Além de tornar o conhecimento possível, um primeiro princípio também deve produzir uma quantidade adequada de conhecimento. Para ilustrar, “Meu nome é Vincent” pode ser uma afirmação verdadeira, mas não me diz nada sobre a origem do universo, ou se roubar é imoral. Nem mesmo me dá o conceito de “origem” ou “moralidade”. Além disso, embora possa ser uma afirmação verdadeira, como posso saber se ela é verdade em primeiro lugar? A proposição “Meu nome é Vincent” não prova que meu nome seja realmente Vincent; ela não se justifica. Um primeiro princípio é inadequado se falha em fornecer informações concernentes à epistemologia, metafísica e ética, e se falha em se justificar.

Pelo menos pelas razões acima, um primeiro princípio não pode ser baseado na indução, na qual as premissas não conduzem inevitavelmente à conclusão, como raciocinar dos particulares aos universais. Por exemplo, nenhuma investigação empírica pode justificar a proposição “Todo ser humano tem um cérebro”. Para estabelecer uma proposição geral como esta por meios empíricos, uma pessoa deve examinar cada ser humano que já viveu, que agora está vivendo, e uma vez que esta é uma proposição sobre seres humanos, ela também deve examinar cada ser humano que viverá no futuro. Além disso, enquanto está examinando os seres humanos em uma parte do mundo, ela deve de alguma forma garantir que a natureza do homem não mudou nas partes do mundo cujos seres humanos ela já estudou.

Além disso, como ela prova que sabe que um determinado ser humano tem um cérebro só porque pensa que está olhando para ele? Ela deve fornecer justificativa para a alegação de que sabe que algo está ali apenas porque pensa que está olhando para ele. Mas seria viciosamente circular dizer que ela sabe que algo está lá só porque ela pensa que está olhando para ele, porque o que ela pensa que está olhando está realmente lá, e ela sabe que está realmente lá porque pensa que está olhando para ele. Somando-se à já impossível situação, para provar essa proposição geral sobre os seres humanos por sensação e indução, ela também deve examinar seu próprio cérebro.

Com base na indução, seria impossível definir um ser humano em primeiro lugar, uma vez que o conceito de ser humano também é universal.

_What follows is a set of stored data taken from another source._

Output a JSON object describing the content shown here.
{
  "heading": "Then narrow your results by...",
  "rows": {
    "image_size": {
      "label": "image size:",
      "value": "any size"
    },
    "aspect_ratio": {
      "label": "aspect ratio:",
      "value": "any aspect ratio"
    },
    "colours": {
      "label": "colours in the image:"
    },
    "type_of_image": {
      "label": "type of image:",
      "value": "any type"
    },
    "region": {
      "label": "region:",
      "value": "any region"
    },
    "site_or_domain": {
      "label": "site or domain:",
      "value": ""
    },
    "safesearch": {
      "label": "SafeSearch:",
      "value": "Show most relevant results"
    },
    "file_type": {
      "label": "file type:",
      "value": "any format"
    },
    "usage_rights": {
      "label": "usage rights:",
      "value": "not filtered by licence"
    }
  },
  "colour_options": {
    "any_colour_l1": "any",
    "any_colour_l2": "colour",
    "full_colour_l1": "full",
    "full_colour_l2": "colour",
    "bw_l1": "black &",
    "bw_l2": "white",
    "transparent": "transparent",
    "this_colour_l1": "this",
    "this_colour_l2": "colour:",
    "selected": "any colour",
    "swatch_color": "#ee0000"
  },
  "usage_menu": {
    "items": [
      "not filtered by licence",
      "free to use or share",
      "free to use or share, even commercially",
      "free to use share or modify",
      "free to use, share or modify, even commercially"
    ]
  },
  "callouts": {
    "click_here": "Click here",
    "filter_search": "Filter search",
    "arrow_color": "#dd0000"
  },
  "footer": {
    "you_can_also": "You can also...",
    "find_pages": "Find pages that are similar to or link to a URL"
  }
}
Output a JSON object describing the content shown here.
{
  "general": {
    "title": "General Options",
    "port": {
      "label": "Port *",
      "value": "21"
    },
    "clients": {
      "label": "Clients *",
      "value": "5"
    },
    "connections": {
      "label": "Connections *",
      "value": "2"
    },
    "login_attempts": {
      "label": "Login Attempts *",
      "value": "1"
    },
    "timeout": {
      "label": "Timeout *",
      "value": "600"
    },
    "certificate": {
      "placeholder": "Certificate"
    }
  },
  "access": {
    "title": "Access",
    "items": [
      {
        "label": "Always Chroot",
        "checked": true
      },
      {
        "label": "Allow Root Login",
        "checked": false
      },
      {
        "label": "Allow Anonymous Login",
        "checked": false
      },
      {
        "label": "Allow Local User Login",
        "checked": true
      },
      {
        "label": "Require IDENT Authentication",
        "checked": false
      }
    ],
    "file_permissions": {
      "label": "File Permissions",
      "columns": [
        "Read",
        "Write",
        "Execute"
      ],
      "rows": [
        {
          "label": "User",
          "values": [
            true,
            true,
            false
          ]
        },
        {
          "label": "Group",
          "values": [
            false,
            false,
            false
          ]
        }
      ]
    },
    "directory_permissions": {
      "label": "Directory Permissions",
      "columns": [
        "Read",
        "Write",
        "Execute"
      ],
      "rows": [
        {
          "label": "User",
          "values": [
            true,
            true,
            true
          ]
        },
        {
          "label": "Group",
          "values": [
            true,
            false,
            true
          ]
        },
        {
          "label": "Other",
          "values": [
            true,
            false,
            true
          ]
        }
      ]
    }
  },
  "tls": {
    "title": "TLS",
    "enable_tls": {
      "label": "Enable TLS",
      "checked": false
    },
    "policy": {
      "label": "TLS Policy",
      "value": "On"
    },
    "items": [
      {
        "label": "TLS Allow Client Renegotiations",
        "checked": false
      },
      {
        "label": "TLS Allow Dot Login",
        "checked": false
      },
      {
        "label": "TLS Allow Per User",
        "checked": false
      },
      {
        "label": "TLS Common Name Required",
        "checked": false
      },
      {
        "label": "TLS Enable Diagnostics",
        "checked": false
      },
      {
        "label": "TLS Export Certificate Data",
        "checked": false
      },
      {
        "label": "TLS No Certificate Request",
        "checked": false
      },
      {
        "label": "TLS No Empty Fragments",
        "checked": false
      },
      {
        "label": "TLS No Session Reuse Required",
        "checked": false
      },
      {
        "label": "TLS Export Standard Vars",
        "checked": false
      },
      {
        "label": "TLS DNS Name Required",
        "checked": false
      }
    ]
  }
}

Na verdade, com base na indução, nunca se pode estabelecer qualquer proposição, muito menos uma proposição universal como “Todos os homens são mortais”.

Algumas pessoas tentam resgatar a indução dizendo que, embora ela não possa estabelecer conclusivamente nenhuma proposição, pelo menos pode estabelecer uma proposição como provável. Mas isso é enganoso e falso. Probabilidade se refere à “razão entre o número de resultados em um conjunto exaustivo de resultados igualmente prováveis ​​que produzem um determinado evento e o número total de resultados possíveis”.[26] Mesmo se admitirmos que os métodos empíricos e indutivos podem descobrir o numerador da fração (embora eu negue que eles possam até mesmo fazer isso), determinar o denominador requer o conhecimento de um universal, e a onisciência é frequentemente necessária para estabelecer isso.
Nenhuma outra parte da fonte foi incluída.